足の間に晒け出された彼女の輝く腿がある。
「や、止めなさい。ファルデルナ! そんな、は、はしたない真似を……!」
「言ってることが老けていましてよ、シルディス様。もう枯れてしまわれたの?」
──枯れていたらどんなに良かったか!
角を切っておけば良かったと、僕は壮絶に後悔した。
「落ち着いて、ファルデルナ! 血迷ってはいけない! 貴女に似合う相手は他にいます! ここにきて人生を棒に振るってはいけない!」
「わたくしがお慕いしてるのは、シルディス様だけです」
白くてまだ少女の手が、僕のガウンの隙間に入る。中を擦る手は、少女とは思えない動きだった。
視線が合う。
彼女の瞳が金色に輝く。
──竜の目、だ。
虹彩が大きくなり球結膜が見えなくなっている。まるで狩る前の獣のように僕を見つめる。
「シルディス様は、女性経験をお持ちでは無いのですか……?」
無いわけ無い。
宮廷には一夜だけの恋愛なんて溢れてる。父が脇目をふらずに母一筋なのが、奇跡みたいなものだと言われるほどに。
かと言って不特定多数に素性構わず、危ない橋を渡ることもない。
口を閉ざす僕にファルデルナは言った。
「わたくしはありません」
真摯な表情で告げた彼女にたいして僕は内心ホッとしていた。この積極的な態度に「もしや?」と言う思いがあったことに気付き、卑しさに頭を振った。
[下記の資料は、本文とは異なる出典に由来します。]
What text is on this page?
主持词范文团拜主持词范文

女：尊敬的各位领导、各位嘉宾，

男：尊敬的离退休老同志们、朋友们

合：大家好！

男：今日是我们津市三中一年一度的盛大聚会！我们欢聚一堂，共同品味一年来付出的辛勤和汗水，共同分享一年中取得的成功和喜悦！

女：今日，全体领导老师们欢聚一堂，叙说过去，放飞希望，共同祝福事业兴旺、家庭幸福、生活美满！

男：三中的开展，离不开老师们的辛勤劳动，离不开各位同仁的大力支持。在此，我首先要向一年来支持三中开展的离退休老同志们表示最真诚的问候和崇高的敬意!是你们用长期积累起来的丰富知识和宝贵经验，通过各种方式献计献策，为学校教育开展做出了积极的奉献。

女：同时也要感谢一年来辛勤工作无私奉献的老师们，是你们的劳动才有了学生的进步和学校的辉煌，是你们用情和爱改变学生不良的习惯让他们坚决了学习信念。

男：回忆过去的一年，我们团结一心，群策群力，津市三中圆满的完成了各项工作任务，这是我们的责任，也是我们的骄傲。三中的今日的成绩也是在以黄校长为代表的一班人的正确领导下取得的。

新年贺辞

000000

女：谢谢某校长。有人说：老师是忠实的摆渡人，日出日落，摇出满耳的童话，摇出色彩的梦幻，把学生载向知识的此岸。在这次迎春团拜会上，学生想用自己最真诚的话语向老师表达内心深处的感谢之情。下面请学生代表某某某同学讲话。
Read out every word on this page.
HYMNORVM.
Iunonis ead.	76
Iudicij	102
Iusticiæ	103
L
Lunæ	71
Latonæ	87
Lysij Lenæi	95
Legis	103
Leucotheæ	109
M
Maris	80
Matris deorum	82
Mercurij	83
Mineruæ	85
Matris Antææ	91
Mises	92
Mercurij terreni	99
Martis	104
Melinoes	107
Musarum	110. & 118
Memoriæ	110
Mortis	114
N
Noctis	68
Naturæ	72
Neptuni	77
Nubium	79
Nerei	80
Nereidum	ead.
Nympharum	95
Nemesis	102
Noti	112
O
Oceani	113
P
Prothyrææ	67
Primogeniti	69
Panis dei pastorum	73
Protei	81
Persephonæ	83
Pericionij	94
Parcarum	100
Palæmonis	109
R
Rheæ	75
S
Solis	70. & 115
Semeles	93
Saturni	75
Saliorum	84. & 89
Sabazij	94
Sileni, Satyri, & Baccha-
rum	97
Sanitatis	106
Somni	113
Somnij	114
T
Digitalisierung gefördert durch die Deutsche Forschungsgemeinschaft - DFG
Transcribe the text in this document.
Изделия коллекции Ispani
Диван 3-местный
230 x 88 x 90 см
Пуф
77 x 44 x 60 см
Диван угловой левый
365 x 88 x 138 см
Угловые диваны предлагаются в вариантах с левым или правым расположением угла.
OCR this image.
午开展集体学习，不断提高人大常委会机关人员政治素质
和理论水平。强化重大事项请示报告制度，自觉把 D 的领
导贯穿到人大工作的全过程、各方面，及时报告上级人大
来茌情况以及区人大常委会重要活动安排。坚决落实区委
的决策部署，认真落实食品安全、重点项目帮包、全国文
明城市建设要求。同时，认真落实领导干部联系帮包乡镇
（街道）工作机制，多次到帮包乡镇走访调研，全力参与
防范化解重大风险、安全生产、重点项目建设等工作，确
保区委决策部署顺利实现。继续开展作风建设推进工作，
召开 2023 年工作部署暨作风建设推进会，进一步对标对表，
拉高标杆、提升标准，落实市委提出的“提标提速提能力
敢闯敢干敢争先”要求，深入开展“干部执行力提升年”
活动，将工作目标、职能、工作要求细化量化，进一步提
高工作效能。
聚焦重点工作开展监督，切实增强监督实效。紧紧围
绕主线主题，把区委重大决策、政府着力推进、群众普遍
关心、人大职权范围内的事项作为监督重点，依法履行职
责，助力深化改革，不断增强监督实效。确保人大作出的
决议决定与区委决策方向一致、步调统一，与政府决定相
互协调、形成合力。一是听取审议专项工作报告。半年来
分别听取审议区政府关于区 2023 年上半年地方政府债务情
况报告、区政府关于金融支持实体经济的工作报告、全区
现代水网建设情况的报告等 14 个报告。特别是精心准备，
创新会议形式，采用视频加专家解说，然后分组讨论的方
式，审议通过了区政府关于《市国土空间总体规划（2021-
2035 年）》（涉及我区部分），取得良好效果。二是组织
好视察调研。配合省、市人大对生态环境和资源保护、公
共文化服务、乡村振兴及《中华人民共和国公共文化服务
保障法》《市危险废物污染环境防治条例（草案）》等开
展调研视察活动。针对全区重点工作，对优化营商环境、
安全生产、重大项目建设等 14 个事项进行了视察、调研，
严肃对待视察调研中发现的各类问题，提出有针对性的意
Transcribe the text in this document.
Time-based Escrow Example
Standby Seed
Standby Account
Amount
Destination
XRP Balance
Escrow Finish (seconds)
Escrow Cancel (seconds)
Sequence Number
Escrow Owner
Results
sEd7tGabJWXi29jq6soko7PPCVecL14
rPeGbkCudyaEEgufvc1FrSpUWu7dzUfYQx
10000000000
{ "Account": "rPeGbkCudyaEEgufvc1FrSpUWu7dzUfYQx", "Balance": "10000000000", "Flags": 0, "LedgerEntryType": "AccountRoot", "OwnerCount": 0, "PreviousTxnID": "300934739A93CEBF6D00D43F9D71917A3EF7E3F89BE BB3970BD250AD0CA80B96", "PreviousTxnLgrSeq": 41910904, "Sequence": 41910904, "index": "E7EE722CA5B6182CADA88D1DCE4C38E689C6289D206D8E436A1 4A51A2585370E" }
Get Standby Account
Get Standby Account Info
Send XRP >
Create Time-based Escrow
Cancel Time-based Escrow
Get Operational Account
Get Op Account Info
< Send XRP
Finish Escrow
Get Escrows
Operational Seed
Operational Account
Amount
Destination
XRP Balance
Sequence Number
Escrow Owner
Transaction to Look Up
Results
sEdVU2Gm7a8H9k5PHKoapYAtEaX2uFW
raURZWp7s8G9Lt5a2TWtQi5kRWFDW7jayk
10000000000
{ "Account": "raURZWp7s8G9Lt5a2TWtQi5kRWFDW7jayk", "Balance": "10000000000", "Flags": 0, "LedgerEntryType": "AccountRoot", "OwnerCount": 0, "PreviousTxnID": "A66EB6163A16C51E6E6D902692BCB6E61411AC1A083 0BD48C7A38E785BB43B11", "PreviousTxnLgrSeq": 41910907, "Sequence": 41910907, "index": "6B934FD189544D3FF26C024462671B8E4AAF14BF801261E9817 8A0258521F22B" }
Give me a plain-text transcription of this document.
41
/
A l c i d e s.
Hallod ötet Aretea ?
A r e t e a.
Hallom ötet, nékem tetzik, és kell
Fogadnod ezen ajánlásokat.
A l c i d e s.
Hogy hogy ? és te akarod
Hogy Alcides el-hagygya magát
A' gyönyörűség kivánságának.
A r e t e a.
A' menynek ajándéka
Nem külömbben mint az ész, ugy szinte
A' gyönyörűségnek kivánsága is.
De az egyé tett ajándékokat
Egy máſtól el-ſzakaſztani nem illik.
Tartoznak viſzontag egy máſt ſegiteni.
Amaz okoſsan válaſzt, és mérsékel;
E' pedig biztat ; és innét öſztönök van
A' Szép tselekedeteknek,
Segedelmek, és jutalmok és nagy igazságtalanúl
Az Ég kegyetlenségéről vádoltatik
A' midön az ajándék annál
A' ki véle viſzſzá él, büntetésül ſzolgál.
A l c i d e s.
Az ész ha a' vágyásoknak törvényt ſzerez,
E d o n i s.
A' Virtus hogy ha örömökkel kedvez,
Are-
──何考えているんだ、彼女とはそんな関係にはならないと言ってる側から。
「シルディス様」
ファルデルナの手が僕の胸をさすり、肩を擦る。
「わたくしの身を最初に捧げるのはシルディス様が良い……どんなに周囲から言われようと……」
「ファルデルナ……!」
「生娘にどれ程の価値が? それは殿方達の目上目線で付加価値として付いたもの……しかも人の姿を取れるようになってからと聞いております。わたくしは、わたくしの考えでここまできて貴方を欲しています」
ファルデルナの手が僕のガウンを下ろした。
──途端、沈黙が起きた。
彼女の視線は僕の無くなった左腕を見ていた。
彼女の顔色が蒼白に変わる。
隠すことはしなかった。彼女の次の言葉を待つ。
ファルデルナは表情を無くしたままに、僕の左肩に触れた。
「わたくしが、シルディス様の左腕になります」
──聞きたくなかった。
そんな顔で
そんな言葉を
「……君が左腕の代わりになる必要はない」
お陰で冷静さは取り戻せた。
ファルデルナの瞳が大きく開く。
何故? と聞いているように思えたので答えた。
「これは僕のした罪に対しての罰。不慮の事故や戦で無くしたわけじゃない。僕一人が受ける罪に、君がどうして肩代わりをしなくてはいけない?」
ファルデルナの唇が震えた。
揺れだした金の瞳を、僕は真っ直ぐに見つめて言った。
「僕は罪人だ。そして君は違う。好きだと言う気持ちはありがたい。──だけど、継承権も無くし、財産も無い、何の力もない他の罪人と何ら変わりない犯罪者だ、僕は。そして君を罪に巻き込むほど価値のある男(竜)ではないんだ」
君の将来は輝いていて欲しい。
僕の闇の中に入ってはいけない──。
このままだと
寂しさにきっと、甘えてしまうから……。